Local authorities own 20% of all casual dining restaurants in London according to new data shared exclusively with Property Week.

The number of casual dining chains in the UK has been rapidly increasing since 2012 and private investors own 34% of the 670 total in London according to the latest data from proptech firm Datscha.

Datscha analysed the ownership of properties across England and Wales, leased to Bill’s, Byron, Côte, Jamie’s Italian, McDonald’s, Nando’s, Prezzo and The Restaurant Group. The figures provided relate to leasehold commercial properties only and are based on Land Registry titles.

There has been a rapid rise in casual dining restaurants across the UK in the past 12 months with the average annual growth rate of F&B outlets increasing from 743 new units per year to 1,333 new units in the 12 months to September 2017.

This has led to intense competition within the sector, which has contributed to a reduction in vacancy rates on the high street.

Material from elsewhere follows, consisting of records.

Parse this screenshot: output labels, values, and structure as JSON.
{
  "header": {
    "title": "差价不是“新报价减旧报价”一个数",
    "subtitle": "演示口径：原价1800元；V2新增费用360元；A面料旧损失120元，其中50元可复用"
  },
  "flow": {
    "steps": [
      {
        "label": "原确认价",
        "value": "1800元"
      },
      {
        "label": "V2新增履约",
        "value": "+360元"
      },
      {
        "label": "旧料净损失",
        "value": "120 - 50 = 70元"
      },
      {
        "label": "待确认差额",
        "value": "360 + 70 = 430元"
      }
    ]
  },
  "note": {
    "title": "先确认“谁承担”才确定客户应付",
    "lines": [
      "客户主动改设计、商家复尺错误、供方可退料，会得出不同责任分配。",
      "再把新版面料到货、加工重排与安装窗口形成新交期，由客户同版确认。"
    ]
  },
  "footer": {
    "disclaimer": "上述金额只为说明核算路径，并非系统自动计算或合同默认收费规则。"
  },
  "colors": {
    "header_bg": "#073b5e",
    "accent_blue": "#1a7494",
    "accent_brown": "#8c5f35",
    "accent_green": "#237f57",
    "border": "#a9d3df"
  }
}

Over exposure has led to CVAs for the likes of Byron Burger

Source: Marco Verch/Flickr/Pixsy

“Some of the casual dining chains may have over-expanded; operators including Prezzo and Byron have recently announced plans to close underperforming restaurants,” said Lesley Males, Datscha’s head of research in the UK. “Changing consumer habits have also had an effect, with the increase in use of discount codes coupled with more online delivery services such as Ubereats and Deliveroo eroding profits.”

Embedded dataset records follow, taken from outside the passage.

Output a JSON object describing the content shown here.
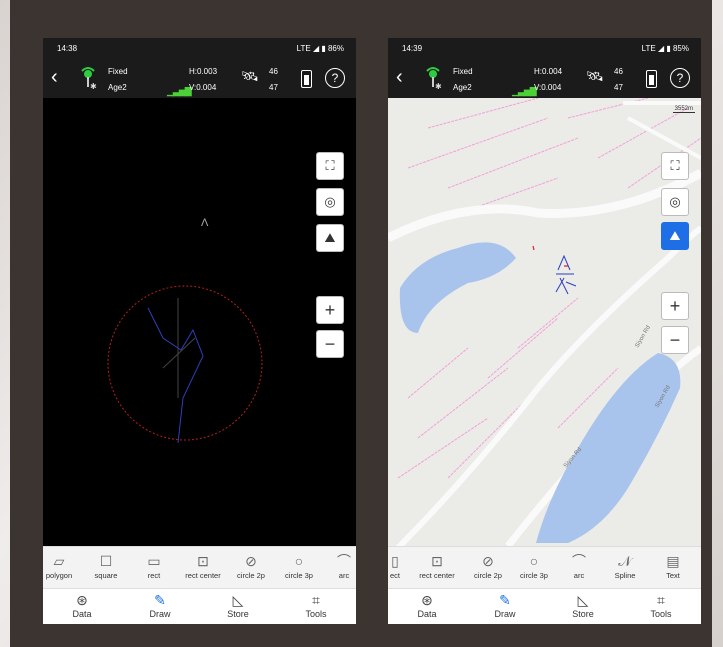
{
  "colors": {
    "accent": "#1e6fe6",
    "gps_green": "#2ecc40",
    "signal": "#4cd137",
    "water": "#a9c4ec",
    "road_pink": "#f3a0d8"
  },
  "left": {
    "status": {
      "time": "14:38",
      "network": "LTE",
      "battery": "86%"
    },
    "gnss": {
      "solution": "Fixed",
      "age": "Age2",
      "h": "H:0.003",
      "v": "V:0.004",
      "sats_used": "46",
      "sats_visible": "47"
    },
    "draw_tools": [
      "polygon",
      "square",
      "rect",
      "rect center",
      "circle 2p",
      "circle 3p",
      "arc"
    ],
    "nav": [
      "Data",
      "Draw",
      "Store",
      "Tools"
    ],
    "active_nav": "Draw"
  },
  "right": {
    "status": {
      "time": "14:39",
      "network": "LTE",
      "battery": "85%"
    },
    "gnss": {
      "solution": "Fixed",
      "age": "Age2",
      "h": "H:0.004",
      "v": "V:0.004",
      "sats_used": "46",
      "sats_visible": "47"
    },
    "scale": "3552m",
    "roads": [
      "Siyon Rd",
      "Siyon Rd",
      "Siyon Rd"
    ],
    "draw_tools": [
      "ect",
      "rect center",
      "circle 2p",
      "circle 3p",
      "arc",
      "Spline",
      "Text"
    ],
    "nav": [
      "Data",
      "Draw",
      "Store",
      "Tools"
    ],
    "active_nav": "Draw"
  },
  "icons": {
    "back": "‹",
    "help": "?",
    "satellite": "🛰",
    "zoom_in": "+",
    "zoom_out": "−",
    "full_extent": "⛶",
    "locate": "◎",
    "map_layer": "⛰"
  }
}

As the majority of these properties are leaseholds, it could prove difficult for landlords to find tenants for properties that have been vacated by loss-making casual dining chains in this retail market according to the report’s authors.

“During 2018 it is likely that there will be a further increase in the number of closures, particularly where there is over-exposure of similar food offerings within close proximity to each other,” Males adds. “Casual dining chains will need to regularly update and improve their offer to cater for the latest consumer trends in order to continue attracting consumers to their restaurants. Those that continue to do this, and are located in prime destinations with high footfall should continue to perform.”